I took a child development course once, where the professor said the concept of the all-powerful comes from babyhood, as the new human is totally dependent on the outer world for survival. Everything is magic. We eventually learn that our caretakers are not omnipotent, but the vestiges remain and account for some of our beliefs. Belonging is needed for survival, so we believe what helps us survive — the Darwinian drive in us all.
So that's why I see plastics as good for us. However, because the above reasons are so strong, the popular image isn’t going to change quickly or maybe ever. Lately the sanitary and medical values of plastics have come to the fore, much to the annoyance of diehard plastiphobes.
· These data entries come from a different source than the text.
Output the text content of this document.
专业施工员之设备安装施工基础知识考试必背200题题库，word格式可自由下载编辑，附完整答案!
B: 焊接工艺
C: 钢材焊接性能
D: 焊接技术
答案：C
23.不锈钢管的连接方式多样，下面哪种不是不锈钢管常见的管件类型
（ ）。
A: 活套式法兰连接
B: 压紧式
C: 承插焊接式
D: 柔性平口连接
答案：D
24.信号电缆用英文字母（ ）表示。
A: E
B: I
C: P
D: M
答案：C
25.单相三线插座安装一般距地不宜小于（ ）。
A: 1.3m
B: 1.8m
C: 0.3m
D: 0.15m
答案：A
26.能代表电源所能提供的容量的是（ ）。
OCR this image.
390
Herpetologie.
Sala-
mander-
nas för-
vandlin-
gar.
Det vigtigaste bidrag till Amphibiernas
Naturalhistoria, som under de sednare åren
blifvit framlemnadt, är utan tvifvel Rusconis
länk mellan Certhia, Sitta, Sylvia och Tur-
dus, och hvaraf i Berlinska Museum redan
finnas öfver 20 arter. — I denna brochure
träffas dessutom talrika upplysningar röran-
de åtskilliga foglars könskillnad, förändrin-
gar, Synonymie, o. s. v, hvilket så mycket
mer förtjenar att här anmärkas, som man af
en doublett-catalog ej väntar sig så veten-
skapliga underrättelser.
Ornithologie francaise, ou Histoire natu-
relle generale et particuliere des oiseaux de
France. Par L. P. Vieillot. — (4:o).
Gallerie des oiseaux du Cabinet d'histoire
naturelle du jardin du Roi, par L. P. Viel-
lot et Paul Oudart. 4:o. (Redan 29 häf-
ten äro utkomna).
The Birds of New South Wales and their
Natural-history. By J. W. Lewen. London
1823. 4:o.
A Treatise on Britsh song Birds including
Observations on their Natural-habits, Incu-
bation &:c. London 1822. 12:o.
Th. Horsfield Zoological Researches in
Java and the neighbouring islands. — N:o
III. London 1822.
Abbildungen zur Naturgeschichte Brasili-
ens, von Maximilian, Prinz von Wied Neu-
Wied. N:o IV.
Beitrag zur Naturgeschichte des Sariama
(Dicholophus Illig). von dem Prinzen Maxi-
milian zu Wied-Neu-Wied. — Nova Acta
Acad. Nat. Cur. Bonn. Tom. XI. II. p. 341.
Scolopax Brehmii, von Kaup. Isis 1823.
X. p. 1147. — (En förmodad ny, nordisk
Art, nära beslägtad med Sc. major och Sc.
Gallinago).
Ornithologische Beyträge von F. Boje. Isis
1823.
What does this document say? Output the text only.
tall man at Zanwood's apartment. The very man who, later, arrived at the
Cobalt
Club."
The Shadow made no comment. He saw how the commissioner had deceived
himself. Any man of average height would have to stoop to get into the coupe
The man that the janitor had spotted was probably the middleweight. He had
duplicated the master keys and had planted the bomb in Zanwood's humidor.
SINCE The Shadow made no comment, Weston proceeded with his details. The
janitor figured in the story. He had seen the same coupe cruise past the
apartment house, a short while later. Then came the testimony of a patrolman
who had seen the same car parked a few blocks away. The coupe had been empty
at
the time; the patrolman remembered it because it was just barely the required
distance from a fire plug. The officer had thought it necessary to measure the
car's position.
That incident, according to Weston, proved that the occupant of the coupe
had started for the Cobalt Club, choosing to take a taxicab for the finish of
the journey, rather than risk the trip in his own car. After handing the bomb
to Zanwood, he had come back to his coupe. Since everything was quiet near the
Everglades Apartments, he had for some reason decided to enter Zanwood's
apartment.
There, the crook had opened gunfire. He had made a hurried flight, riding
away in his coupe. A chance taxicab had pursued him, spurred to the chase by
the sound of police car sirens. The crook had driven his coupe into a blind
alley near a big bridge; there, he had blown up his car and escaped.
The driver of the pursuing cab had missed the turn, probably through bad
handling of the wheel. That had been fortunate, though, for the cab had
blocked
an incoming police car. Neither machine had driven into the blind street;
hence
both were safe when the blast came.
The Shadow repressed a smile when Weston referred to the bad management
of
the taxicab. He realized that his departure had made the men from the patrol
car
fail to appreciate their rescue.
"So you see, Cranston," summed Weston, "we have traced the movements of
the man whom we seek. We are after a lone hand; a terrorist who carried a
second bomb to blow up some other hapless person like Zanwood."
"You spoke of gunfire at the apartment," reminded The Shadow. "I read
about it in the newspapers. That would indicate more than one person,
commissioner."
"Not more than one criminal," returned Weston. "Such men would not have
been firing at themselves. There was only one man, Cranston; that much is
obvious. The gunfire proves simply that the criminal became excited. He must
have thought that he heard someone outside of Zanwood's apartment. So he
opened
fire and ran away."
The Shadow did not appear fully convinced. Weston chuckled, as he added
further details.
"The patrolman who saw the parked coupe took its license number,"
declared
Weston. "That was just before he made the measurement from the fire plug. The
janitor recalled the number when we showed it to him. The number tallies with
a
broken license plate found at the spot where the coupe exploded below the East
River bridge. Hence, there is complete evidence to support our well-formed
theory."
There are countless positive/harmless uses for plastics. Clean packaging is one, but packaging represents only 20% of plastics consumption. Agriculture is important (mulch, irrigation, harvesting) and so is automotive, building/construction, and textiles (nylon and polyester are plastics, too).
Babies grow up and learn that life is like driving down a road: We need to see where the dividers and curves and boundaries are, but if we don’t get on the road, we won’t go anywhere. Extremes blind us from balance.